Baker’s on-and-off partner, James Hachem, was last year found guilty of her January 2019 murder.
On July 28 this year, a woman found human remains in grassland about 100m south of the Windellama Overpass in Goulburn.
Police this morning confirmed that those remains had now been identified as those of Baker.
In a statement, the Baker family said the pain of Samah’s death continues as each development in the case occurred.
“The news of her remains being discovered four and a half years later isn’t a neat resolution, but it does offer a small measure of what we’ve been longing for all this time,” the Baker family said.
“Each development in the case feels like a reopening of our barely healed wounds, reminding us of the harsh reality of our loss.
“Even though what remains of Samah has been found, it feels like losing her all over again.”
The full statement can be read below.
Sydney woman Baker, 30, was in a tumultuous and sometimes violent relationship with Hachem, 37, since they had first met at work in 2015.
She ended the relationship with Hachem on multiple occasions, eventually finding a new partner in December 2018.
The court was told Hachem waited outside her apartment in his car and spied on Baker while she was on a date, becoming enraged when he witnessed the pair kissing in the early hours of January 4.
He then concocted a story about his parents being involved in a car accident in order to lure Baker out of her apartment before killing her.
He later went to Bunnings and bought various items including a double sheet, gloves, cleaning products and a digging trowel, before driving to isolated areas in rural NSW.
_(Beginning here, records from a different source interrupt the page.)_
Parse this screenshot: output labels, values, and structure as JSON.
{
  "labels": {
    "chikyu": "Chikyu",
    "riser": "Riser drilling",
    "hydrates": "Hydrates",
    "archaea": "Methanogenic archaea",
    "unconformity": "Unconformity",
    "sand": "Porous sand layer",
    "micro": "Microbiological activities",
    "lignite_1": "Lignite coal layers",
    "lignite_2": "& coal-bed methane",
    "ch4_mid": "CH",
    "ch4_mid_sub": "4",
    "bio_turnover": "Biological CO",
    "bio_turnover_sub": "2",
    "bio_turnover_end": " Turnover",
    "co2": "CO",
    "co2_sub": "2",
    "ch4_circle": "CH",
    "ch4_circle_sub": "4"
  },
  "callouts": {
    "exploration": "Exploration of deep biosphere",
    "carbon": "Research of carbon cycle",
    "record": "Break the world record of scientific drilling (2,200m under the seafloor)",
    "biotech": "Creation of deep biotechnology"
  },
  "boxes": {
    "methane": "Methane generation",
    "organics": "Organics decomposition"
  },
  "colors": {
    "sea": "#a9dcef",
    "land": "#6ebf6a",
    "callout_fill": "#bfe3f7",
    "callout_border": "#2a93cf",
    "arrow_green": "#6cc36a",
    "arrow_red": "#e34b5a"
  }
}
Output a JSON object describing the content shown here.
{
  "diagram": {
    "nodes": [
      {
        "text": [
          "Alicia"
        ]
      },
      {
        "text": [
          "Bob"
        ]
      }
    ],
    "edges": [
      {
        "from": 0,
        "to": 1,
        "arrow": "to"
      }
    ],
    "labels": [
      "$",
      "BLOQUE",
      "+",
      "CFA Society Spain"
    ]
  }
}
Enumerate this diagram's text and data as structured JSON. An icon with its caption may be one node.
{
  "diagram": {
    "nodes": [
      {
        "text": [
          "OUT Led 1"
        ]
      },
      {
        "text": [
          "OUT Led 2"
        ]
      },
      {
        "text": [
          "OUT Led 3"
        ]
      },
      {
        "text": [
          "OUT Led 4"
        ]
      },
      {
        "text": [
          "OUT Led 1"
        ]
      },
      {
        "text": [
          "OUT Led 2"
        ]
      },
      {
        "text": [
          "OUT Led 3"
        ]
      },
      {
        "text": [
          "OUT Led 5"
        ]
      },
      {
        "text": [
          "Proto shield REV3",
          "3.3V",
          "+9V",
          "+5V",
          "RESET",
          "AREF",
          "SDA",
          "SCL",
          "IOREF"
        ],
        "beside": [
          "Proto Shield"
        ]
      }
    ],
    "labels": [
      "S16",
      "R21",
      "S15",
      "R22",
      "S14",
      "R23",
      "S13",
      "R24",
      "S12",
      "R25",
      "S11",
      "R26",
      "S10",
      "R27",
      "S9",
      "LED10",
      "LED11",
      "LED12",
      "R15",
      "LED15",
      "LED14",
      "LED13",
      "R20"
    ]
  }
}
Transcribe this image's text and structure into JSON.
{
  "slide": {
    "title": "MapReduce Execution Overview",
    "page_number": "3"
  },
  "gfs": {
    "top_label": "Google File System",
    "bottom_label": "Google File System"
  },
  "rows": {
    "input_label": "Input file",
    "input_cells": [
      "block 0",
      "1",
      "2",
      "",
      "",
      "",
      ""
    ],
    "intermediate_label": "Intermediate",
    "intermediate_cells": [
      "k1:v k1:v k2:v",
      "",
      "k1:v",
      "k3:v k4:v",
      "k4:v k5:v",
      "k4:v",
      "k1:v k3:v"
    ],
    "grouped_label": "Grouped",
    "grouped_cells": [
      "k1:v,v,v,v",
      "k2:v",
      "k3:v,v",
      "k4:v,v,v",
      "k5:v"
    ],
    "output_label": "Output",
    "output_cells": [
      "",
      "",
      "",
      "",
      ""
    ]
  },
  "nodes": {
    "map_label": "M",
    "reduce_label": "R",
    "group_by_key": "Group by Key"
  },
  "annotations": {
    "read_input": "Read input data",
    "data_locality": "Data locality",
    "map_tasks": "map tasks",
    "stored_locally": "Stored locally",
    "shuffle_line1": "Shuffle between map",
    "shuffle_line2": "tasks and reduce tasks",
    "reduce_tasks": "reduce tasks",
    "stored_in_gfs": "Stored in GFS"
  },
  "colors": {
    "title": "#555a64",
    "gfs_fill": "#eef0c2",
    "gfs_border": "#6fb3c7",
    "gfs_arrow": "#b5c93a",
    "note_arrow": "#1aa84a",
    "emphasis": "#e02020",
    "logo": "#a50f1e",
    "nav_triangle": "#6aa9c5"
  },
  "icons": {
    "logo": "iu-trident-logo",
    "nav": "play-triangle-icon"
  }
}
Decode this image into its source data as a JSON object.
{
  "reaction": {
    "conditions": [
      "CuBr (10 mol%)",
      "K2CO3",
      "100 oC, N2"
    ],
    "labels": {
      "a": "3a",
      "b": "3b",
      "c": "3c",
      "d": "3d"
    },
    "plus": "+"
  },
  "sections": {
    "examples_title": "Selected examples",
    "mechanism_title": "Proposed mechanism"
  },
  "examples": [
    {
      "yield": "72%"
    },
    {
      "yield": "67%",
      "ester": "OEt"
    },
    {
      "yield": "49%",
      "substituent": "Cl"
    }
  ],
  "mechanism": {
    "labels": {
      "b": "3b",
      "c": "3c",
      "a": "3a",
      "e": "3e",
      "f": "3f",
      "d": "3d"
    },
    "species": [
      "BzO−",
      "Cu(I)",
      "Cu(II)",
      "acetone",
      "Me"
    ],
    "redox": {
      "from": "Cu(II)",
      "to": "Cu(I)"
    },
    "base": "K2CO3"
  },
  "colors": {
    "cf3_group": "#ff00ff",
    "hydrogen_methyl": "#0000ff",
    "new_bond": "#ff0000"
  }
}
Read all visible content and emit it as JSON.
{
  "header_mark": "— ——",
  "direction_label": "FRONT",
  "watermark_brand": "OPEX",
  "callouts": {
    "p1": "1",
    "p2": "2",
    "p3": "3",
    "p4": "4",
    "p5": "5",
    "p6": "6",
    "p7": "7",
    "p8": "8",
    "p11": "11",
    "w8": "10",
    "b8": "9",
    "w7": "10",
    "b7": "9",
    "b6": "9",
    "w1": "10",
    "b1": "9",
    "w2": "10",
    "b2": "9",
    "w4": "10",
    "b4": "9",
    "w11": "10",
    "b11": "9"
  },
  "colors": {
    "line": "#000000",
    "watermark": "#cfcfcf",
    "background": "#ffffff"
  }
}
Baker’s body had not been found at the time of Hachem’s sentencing.
Statement on behalf of Samah Baker’s family
On Friday 4 January 2019, Samah was taken away from us in the cruellest way.
In the years that followed, our grief has been compounded by the fact that we have not been able to have a funeral or lay her to rest.
We never got to say goodbye to her or tell her we loved her for the last time.
The news of her remains being discovered four and a half years later isn’t a neat resolution, but it does offer a small measure of what we’ve been longing for all this time.
Each development in the case feels like a reopening of our barely healed wounds, reminding us of the harsh reality of our loss.
Even though what remains of Samah has been found, it feels like losing her all over again.
We ask for privacy in dealing with our grief.